In principe kan een reu op elke leeftijd gecastreerd worden. Toch is het niet aangeraden om de ingreep op zeer jonge leeftijd uit te voeren. ‘In de Verenigde Staten heerst tegenwoordig de tendens om reuen al op de leeftijd van drie maanden te castreren’, weet dierenarts Vleeschouwers. Een tendens die nu ook naar lijkt ons over te waaien. ‘Persoonlijk vind ik dit een bizarre trend’, gaat Vleeschouwers verder. ‘Als je kiest voor een castratie, raad ik aan om te wachten tot het dier hormonaal volwassen is.

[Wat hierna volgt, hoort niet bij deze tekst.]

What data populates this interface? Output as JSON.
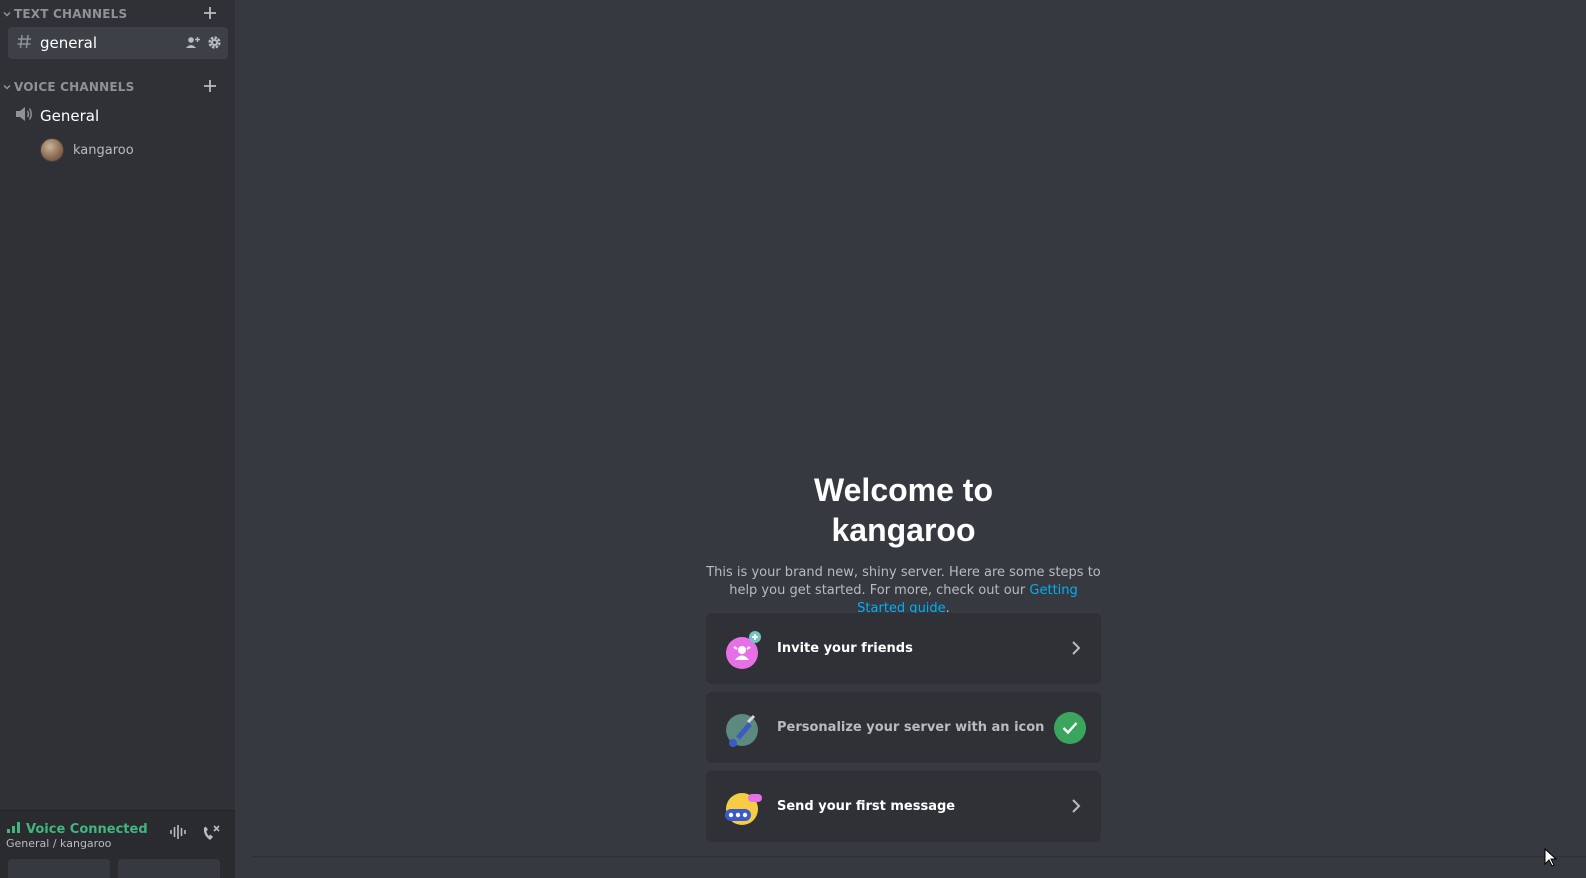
{
  "sidebar": {
    "text_category": "TEXT CHANNELS",
    "voice_category": "VOICE CHANNELS",
    "text_channels": [
      {
        "name": "general"
      }
    ],
    "voice_channels": [
      {
        "name": "General",
        "members": [
          {
            "name": "kangaroo"
          }
        ]
      }
    ]
  },
  "voice_panel": {
    "status": "Voice Connected",
    "location": "General / kangaroo"
  },
  "welcome": {
    "title_line1": "Welcome to",
    "title_line2": "kangaroo",
    "desc_main": "This is your brand new, shiny server. Here are some steps to help you get started. For more, check out our",
    "link": "Getting Started guide",
    "desc_end": "."
  },
  "cards": [
    {
      "label": "Invite your friends",
      "icon": "invite-friends-icon",
      "completed": false
    },
    {
      "label": "Personalize your server with an icon",
      "icon": "brush-icon",
      "completed": true
    },
    {
      "label": "Send your first message",
      "icon": "chat-bubble-icon",
      "completed": false
    }
  ],
  "colors": {
    "accent_link": "#00b0f4",
    "voice_connected": "#43b581",
    "check": "#3ba55d"
  }
}
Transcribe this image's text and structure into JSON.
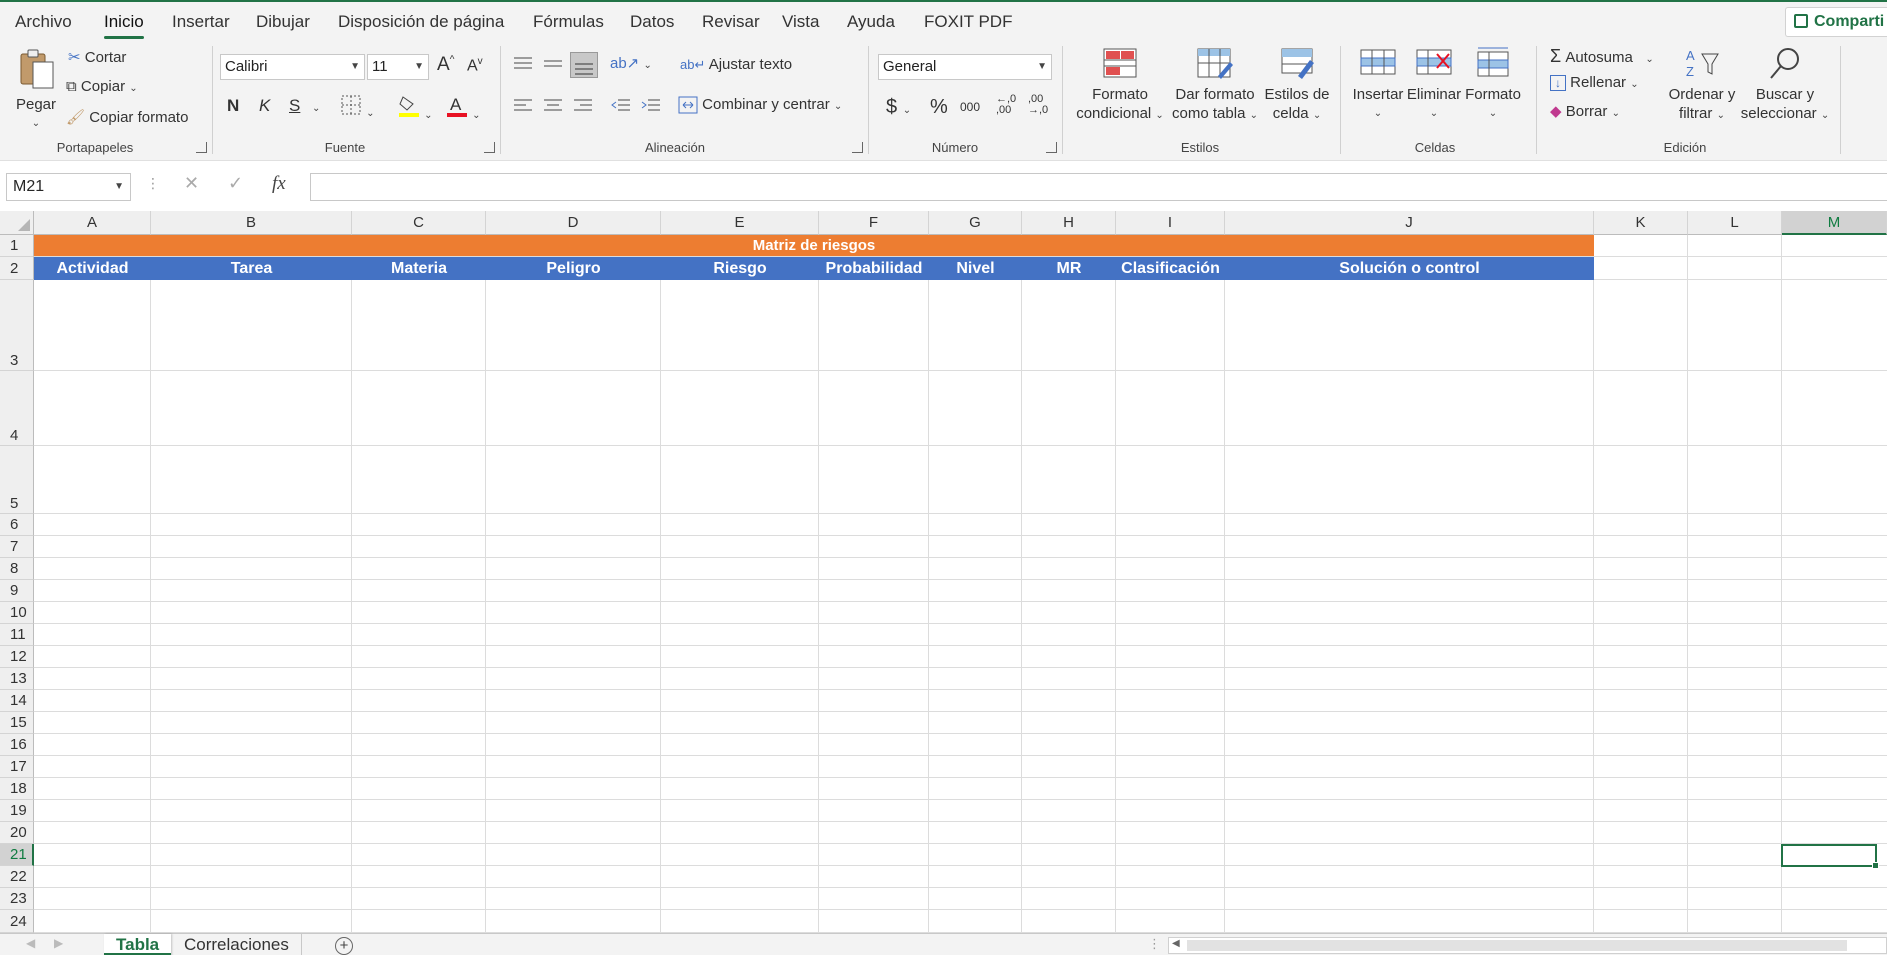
{
  "tabs": [
    "Archivo",
    "Inicio",
    "Insertar",
    "Dibujar",
    "Disposición de página",
    "Fórmulas",
    "Datos",
    "Revisar",
    "Vista",
    "Ayuda",
    "FOXIT PDF"
  ],
  "active_tab": "Inicio",
  "share_label": "Comparti",
  "clipboard": {
    "paste": "Pegar",
    "cut": "Cortar",
    "copy": "Copiar",
    "format_painter": "Copiar formato",
    "group": "Portapapeles"
  },
  "font": {
    "name": "Calibri",
    "size": "11",
    "bold": "N",
    "italic": "K",
    "underline": "S",
    "group": "Fuente"
  },
  "alignment": {
    "wrap": "Ajustar texto",
    "merge": "Combinar y centrar",
    "group": "Alineación"
  },
  "number": {
    "format": "General",
    "currency": "$",
    "percent": "%",
    "thousands": "000",
    "group": "Número"
  },
  "styles": {
    "conditional": [
      "Formato",
      "condicional"
    ],
    "table": [
      "Dar formato",
      "como tabla"
    ],
    "cell": [
      "Estilos de",
      "celda"
    ],
    "group": "Estilos"
  },
  "cells": {
    "insert": "Insertar",
    "delete": "Eliminar",
    "format": "Formato",
    "group": "Celdas"
  },
  "editing": {
    "autosum": "Autosuma",
    "fill": "Rellenar",
    "clear": "Borrar",
    "sort": [
      "Ordenar y",
      "filtrar"
    ],
    "find": [
      "Buscar y",
      "seleccionar"
    ],
    "group": "Edición"
  },
  "formula_bar": {
    "name_box": "M21",
    "formula": ""
  },
  "columns": [
    "A",
    "B",
    "C",
    "D",
    "E",
    "F",
    "G",
    "H",
    "I",
    "J",
    "K",
    "L",
    "M"
  ],
  "active_column": "M",
  "rows": [
    "1",
    "2",
    "3",
    "4",
    "5",
    "6",
    "7",
    "8",
    "9",
    "10",
    "11",
    "12",
    "13",
    "14",
    "15",
    "16",
    "17",
    "18",
    "19",
    "20",
    "21",
    "22",
    "23",
    "24"
  ],
  "active_row": "21",
  "sheet": {
    "title": "Matriz de riesgos",
    "headers": [
      "Actividad",
      "Tarea",
      "Materia",
      "Peligro",
      "Riesgo",
      "Probabilidad",
      "Nivel",
      "MR",
      "Clasificación",
      "Solución o control"
    ]
  },
  "sheet_tabs": [
    "Tabla",
    "Correlaciones"
  ],
  "active_sheet": "Tabla",
  "colors": {
    "accent": "#217346",
    "title_fill": "#ed7d31",
    "header_fill": "#4472c4"
  }
}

Geslachtshormonen hebben niet enkel een functie op vlak van vruchtbaarheid, ze hebben ook een effect op andere vlakken in het lichaam, zoals de huid, de botten, de blaas et cetera.’ Door te wachten tot die hormonen overal in het lichaam hun werk hebben gedaan, kan de hond zich normaal ontwikkelen. Een reu op zeer jonge leeftijd castreren is overigens niet zonder gevolgen. ‘Het lichaam van zulke reuen krijgt een andere uitbouw: ze zijn slungeliger. Eigenlijk blijven het “grote pups”. Bovendien blijkt dat zulke reuen meer kans maken op het ontwikkelen van prostaatkanker in vergelijking met intacte reuen of reuen die pas op latere leeftijd werden gecastreerd.’

Vacht en vet

Op welk moment je jouw reu ook laat castreren, de ingreep zal sowieso een effect hebben op zijn lichaam. ‘Het metabolisme van een gecastreerd dier verandert’, verklaart Vleeschouwers. ‘De hond heeft minder calorieën nodig en zet makkelijker vet aan. Als eigenaar heb je dat natuurlijk wel in de hand. Je kan overgewicht vermijden door minder voeding te geven.’ Ook de vachtstructuur kan veranderen. ‘Bij de ene reu al wat meer dan bij de andere, dat valt heel moeilijk te voorspellen. Vooral eigenaars van langharige honden merken een verschil.’ 
Castratie kan ook een positief effect hebben op het lichaam. ‘Zo zullen we bijvoorbeeld een castratie voorstellen wanneer een hond geregeld prostaatproblemen heeft. Een goedaardige vergroting van de prostaat komt frequent voor bij honden van alle leeftijden. Door de hond te castreren zal de prostaat verkleinen.’

Geen wondermiddel

Een van de voornaamste redenen waarom reuen gecastreerd worden (naast het voorkomen van ongewenste zwangerschappen) is omdat eigenaars hopen dat de ingreep een effect heeft op het gedrag van hun hond. ‘Castratie kan een hulpmiddel zijn om vervelend gedrag onder de knie te krijgen, maar het is zeker geen wondermiddel! Een dominante hond wordt niet ineens een doetje na de ingreep. Mensen hebben er soms een fout beeld van: ze denken dat een castratie alle gedragsproblemen gaat oplossen. De gevolgen op gedragsmatig vlak zijn echter zeer onvoorspelbaar.’

Chemische castratie

Eigenaars die een castratie overwegen om gedragsmatige issues aan te pakken, raadt Vleeschouwers aan om eerst een chemische castratie uit te testen. ‘Als die chemische castratie niet het gewenste effect heeft, dan heeft een klassieke castratie geen zin.’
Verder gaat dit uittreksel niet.